Segi keamanan, itulah yang dimaksudkan oleh Yossa. Karena menurutnya, kegagalan pengusaha pemula di Indonesia karena sedikitnya waktu yang dipunya untuk mencoba berbagai strategi, sejalan dengan modal pas-pasan yang dimiliki. Sementara kalau modal banyak, maka usia menjalankan bisnis akan semakin panjang, dan pengusaha bisa mencoba berbagai strategi sampai menemukan formula yang pas.
“Kalo banyak yang seperti ini saya yakin banget orang yang gagal di bisnis itu cuma 40%. Karena 90% orang yang gagal di bisnis karena kehabisan amunisi modal,” tukas Yossa.
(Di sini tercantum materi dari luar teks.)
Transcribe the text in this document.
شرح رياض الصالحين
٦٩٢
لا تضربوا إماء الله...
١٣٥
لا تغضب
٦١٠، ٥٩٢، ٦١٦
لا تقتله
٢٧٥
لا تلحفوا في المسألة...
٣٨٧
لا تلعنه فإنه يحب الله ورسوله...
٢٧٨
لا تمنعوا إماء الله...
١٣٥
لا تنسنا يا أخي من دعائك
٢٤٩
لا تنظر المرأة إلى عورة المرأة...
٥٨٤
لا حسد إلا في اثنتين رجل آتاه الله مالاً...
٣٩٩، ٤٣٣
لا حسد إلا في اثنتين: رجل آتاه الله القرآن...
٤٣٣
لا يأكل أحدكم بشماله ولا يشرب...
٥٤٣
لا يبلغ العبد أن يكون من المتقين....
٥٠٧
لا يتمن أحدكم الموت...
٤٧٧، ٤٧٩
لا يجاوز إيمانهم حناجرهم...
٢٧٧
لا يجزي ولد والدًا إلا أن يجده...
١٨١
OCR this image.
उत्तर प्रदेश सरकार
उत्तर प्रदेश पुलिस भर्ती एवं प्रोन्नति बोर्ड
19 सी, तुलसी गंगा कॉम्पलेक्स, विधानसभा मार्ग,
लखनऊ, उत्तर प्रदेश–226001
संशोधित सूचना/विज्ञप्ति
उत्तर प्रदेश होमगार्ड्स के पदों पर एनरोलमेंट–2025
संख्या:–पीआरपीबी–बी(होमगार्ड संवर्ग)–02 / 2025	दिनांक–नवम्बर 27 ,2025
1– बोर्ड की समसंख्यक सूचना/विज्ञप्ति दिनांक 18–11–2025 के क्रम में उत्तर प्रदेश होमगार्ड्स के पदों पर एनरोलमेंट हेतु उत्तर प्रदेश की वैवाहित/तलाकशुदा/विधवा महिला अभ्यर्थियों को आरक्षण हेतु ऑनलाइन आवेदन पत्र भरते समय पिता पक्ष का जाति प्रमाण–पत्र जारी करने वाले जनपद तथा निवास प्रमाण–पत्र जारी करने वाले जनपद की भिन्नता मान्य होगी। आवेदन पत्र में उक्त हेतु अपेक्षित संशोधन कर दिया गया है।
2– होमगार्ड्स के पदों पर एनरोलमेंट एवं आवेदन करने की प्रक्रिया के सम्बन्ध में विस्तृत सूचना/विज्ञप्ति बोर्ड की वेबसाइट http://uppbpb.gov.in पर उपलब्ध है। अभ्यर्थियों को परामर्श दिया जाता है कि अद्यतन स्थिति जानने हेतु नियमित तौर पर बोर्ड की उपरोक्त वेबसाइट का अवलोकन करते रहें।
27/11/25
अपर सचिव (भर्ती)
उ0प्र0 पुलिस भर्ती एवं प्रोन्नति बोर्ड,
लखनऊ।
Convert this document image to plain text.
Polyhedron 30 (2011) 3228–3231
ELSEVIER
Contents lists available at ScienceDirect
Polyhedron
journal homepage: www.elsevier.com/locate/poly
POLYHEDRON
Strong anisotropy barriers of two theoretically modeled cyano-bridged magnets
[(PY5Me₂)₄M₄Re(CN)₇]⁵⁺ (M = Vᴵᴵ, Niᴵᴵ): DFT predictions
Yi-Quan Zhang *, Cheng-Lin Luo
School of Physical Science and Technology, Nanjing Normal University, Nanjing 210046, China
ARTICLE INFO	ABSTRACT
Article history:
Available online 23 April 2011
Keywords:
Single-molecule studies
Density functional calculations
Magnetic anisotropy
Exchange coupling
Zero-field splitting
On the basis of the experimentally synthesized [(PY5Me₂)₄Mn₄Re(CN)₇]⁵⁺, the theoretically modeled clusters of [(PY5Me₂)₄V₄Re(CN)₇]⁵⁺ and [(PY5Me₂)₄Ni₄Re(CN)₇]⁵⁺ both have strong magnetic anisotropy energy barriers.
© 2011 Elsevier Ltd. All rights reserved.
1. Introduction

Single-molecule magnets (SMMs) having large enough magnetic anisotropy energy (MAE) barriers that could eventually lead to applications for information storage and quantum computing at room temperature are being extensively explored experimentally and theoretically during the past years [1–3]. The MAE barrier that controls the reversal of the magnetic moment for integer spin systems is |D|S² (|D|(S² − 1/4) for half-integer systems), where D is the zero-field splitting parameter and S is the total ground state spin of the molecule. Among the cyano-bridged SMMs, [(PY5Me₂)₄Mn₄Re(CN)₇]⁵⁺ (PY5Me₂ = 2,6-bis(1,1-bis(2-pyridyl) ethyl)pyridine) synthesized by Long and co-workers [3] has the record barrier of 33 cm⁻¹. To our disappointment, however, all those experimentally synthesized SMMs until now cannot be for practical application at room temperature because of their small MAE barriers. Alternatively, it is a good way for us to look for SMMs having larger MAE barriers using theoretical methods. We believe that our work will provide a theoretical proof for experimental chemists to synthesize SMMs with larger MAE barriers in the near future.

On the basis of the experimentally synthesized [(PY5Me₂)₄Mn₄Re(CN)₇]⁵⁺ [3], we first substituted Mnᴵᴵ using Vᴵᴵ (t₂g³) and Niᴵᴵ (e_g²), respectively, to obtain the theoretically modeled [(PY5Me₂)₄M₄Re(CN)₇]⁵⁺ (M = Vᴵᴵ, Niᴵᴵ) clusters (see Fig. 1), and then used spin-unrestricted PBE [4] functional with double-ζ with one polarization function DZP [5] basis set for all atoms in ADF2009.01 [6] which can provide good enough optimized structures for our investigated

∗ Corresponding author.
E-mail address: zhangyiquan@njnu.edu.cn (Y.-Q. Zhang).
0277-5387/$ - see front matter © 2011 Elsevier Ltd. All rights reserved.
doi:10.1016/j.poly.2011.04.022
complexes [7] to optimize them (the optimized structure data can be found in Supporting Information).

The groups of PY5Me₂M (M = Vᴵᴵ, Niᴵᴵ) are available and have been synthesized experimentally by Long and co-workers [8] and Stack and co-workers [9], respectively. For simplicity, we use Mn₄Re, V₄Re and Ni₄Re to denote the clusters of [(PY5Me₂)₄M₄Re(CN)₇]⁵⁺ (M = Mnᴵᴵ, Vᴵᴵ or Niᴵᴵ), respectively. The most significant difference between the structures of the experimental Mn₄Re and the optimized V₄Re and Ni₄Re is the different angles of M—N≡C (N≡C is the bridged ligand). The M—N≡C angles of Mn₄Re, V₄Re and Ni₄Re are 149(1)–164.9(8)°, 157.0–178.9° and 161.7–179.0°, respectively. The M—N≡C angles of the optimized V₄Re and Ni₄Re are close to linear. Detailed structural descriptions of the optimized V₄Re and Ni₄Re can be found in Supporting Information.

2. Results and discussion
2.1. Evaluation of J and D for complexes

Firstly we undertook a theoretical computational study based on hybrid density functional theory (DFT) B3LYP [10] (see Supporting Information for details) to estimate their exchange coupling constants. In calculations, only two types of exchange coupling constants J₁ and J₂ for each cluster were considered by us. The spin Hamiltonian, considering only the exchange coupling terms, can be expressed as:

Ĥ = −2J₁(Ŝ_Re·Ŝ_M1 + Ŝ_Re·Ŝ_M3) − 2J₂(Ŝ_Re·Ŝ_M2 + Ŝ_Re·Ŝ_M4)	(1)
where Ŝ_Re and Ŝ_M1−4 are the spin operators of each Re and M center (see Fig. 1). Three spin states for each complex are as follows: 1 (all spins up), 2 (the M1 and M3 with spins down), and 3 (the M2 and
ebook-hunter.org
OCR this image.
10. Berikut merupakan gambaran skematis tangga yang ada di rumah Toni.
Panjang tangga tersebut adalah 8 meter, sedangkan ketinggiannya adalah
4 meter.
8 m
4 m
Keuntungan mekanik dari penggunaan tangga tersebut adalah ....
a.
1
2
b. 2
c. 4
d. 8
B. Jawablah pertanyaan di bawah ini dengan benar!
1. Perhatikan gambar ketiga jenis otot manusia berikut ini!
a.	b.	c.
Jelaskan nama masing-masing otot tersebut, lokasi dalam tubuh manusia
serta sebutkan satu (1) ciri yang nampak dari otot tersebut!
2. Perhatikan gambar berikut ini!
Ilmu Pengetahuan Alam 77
Seorang pengusaha memang sudah semestinya menghabiskan lebih banyak waktu untuk memikirkan beragam strategi pemasaran, daripada hanya berkutat pada produksi dan waktunya habis hanya memikirkan perputaran uang.
Selain itu, pria yang rutin mengisi kelas wirausaha di Kementerian Pemuda dan Olahraga (Kemenpora) ini juga mengingatkan agar keputusan untuk menjadi pengusaha itu benar-benar muncul dari hati paling dalam. Sebab, Yossa justru melihat fenomena saat ini ketika orang lain asal mendorong temannya untuk menjadi pengusaha tanpa tahu memang tepat atau tidak.
“Saya pribadi nggak main dorong orang untuk berbisnis, selama dia juga belum ingin berbisnis. Jadi saya termasuk menentang orang-orang yang menyuruh orang lain resign untuk berbisnis. Tapi kalo dia memang mau berbisnis dari hati, harus benar-benar tercebur sampai betul-betul jadi,” ujar Yossa.
Selain itu, ayah dua orang anak ini juga menyayangkan mental ikut-ikutan atau cepat panas yang dimiliki pengusaha pemula di Indonesia. “Demam batu akik, semua pada main batu akik. Demam ojol (ojek online) semua pada ojol,” tuturnya.
Sisi buruk dari kebiasaan tersebut sudah jelas adalah tak tahu apa yang harus dilakukan ketika bisnisnya tak lagi booming. Maka akhirnya bisnis pun akan tutup. Inilah yang membuat Yossa mengimbau agar pengusaha Indonesia tak cepat panas. Artinya, tidak memutuskan berbisnis karena ingin ikut-ikutan saja.
Yossa pun merekomendasikan jurus 6 detik dari Anthony Dio Martin apabila muncul keinginan untuk menjalankan sebuah bisnis. “(Coba renungkan) Apa benar-benar jika saya lakukan ini manfaatnya besar?” ujarnya.
Kemudian, hal lain yang membuat pengusaha lebih cepat gagal menurut Yossa adalah cepatnya memutuskan untuk beralih ke bisnis lain. Yossa tak menampik fenomena tersebut. Karena itu, pria kelahiran 19 Agustus 1984 ini menyarankan agar pengusaha pemula tak buru-buru memutuskan menjalankan bisnis sebelum 2 tahun.
“Jangan pindah dulu sebelum 2 tahun. Sebenarnya 4 tahun, tapi buat saya 2 tahun itu cukup. Karena fenomena menjamur ini sudah banyak sekali. Ujung-ujungnya dia nggak jadi apa pun,” tukasnya.
Dua tahun, menurut Yossa, adalah batas bagi seorang pengusaha untuk tahu dan bisa merasakan apakah ia memang tepat menjalankan bisnis tersebut atau tidak.